At least according to this Rocky Mountain News article. About 70% of NBA players are against moving the minimum age to 20. 10% are undecided, and 20% are in favor. I don't think a straight limit is the way to go, though. Having Lebron in college would be pretty farcical. My solution? Glad you asked.

I think the correct idea is to let anyone 18+ enter the draft but to only allow them to be drafted by a certain point. If you're 18 you have to go in the top 5. If you're 19 you have to go in the lottery. If you're 20 you have to be a first rounder. Past that it's open season. This would require the NCAA to alter its eligibility rules a little bit, but they already allow high schoolers who are passsed over in the draft to retain eligibility, so it wouldn't be a huge philosophical leap.

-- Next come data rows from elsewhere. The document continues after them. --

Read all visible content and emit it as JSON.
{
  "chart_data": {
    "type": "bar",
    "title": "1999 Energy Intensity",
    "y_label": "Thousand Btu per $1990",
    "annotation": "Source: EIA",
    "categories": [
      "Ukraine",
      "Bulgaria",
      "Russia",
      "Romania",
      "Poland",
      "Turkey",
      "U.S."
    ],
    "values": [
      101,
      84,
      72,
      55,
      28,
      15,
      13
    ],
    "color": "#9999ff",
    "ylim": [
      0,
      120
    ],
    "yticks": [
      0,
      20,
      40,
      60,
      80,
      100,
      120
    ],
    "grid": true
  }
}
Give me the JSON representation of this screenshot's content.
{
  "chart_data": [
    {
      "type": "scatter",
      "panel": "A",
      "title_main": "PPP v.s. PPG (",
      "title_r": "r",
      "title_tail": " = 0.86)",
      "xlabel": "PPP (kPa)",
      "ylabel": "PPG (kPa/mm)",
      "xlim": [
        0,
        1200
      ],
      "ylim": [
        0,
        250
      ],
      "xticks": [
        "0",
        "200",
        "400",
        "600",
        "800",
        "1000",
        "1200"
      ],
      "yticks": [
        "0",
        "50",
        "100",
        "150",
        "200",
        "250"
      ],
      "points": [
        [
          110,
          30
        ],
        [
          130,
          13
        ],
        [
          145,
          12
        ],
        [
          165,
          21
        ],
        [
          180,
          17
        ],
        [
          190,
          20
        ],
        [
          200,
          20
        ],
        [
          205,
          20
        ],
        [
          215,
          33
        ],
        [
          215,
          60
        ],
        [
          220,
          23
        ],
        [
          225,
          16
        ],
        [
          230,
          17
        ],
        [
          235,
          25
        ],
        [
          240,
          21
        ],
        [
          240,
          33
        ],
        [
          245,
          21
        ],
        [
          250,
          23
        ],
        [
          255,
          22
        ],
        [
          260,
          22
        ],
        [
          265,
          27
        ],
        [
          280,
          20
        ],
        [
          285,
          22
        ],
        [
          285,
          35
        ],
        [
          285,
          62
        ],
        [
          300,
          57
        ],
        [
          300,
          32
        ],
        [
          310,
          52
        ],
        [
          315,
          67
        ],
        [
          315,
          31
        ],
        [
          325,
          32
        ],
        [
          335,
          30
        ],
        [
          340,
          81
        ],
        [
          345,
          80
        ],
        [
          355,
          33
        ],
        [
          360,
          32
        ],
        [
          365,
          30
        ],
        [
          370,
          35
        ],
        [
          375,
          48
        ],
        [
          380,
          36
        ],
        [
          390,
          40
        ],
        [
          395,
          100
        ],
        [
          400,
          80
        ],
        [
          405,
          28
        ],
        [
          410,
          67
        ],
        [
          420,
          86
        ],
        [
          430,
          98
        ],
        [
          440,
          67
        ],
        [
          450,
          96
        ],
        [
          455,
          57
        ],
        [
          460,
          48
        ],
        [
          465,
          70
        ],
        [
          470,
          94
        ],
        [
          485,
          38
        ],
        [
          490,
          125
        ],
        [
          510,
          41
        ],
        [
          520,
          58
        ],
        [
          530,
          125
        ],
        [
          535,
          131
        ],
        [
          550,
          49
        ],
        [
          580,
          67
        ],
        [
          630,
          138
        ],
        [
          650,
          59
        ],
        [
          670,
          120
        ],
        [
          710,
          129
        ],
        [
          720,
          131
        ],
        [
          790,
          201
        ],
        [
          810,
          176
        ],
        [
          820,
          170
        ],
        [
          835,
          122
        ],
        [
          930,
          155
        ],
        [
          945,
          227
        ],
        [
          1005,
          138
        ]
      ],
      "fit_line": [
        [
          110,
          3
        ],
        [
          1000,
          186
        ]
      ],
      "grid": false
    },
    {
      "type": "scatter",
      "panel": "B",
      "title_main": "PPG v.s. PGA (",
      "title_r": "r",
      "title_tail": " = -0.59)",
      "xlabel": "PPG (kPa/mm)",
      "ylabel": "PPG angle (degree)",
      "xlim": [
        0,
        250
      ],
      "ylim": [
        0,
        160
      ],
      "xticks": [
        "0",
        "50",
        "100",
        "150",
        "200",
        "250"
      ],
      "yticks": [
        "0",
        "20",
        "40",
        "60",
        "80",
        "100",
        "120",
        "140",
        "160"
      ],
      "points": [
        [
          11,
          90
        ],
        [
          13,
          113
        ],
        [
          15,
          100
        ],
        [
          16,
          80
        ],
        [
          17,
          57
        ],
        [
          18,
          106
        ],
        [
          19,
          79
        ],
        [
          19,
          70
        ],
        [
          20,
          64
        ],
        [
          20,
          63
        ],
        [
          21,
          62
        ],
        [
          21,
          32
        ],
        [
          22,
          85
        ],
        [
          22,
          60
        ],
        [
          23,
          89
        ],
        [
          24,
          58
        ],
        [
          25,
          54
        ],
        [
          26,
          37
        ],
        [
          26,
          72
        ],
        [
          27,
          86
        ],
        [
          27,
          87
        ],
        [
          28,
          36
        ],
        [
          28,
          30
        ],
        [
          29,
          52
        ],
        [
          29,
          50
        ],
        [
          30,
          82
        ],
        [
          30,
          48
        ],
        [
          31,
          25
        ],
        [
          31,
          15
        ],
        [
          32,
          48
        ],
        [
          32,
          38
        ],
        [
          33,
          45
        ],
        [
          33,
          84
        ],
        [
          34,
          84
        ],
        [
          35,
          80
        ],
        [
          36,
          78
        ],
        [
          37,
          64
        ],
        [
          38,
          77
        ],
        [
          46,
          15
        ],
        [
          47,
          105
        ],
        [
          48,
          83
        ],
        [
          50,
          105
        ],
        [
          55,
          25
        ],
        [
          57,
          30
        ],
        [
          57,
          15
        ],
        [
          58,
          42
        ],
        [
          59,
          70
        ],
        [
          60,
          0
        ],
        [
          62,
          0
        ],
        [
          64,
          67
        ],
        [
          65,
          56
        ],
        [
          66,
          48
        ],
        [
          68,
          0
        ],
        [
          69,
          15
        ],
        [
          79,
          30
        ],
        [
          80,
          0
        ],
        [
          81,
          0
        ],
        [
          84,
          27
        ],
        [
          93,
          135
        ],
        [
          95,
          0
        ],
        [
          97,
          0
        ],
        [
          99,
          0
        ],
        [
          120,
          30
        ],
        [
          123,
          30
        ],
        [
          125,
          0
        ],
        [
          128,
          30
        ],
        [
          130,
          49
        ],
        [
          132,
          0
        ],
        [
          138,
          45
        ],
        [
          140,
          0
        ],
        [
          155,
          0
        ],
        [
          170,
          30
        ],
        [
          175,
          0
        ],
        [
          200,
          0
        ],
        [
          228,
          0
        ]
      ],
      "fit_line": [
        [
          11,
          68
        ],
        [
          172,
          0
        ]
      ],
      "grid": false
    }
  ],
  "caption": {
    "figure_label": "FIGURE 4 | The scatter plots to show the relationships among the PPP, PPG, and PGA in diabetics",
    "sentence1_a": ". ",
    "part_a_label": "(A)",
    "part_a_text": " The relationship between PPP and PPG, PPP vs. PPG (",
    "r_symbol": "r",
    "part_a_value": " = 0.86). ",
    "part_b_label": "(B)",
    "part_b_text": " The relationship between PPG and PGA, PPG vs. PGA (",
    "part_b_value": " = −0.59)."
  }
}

Another thing I think would help would be revamping the draft status to something similar to what hockey has. Almost every forward on Michigan's hockey team has been drafted by the NHL but since they haven't employed agents or signed contracts, they retain their eligiblity. If you're drafted by the NBA you can't play college basketball any more, even if you didn't retain an agent. The NCAA used to justify this by claiming that hockey players were automatically entered in the draft when they hit a certain age and weren't opting in. This caused most NCAA hockey players to be drafted a year later than their CHL and European counterparts. Recently, however the NCAA allowed college players to opt-in early and retain their eligibility, so the NCAA's rationale for not applying a similar scheme to basketball has disappeared.

Though the NBA players seem opposed to it, since it doesn't really affect anyone already in the league, if the owners dangle a carrot, any carrot, in front of the players in exchange for some age concession, look for them to abandon their principles faster than Bill Self at a Luther Head court hearing.

None of this helps the Pistons with Darko, but they're NBA Champions, so shut up, Bill Simmons.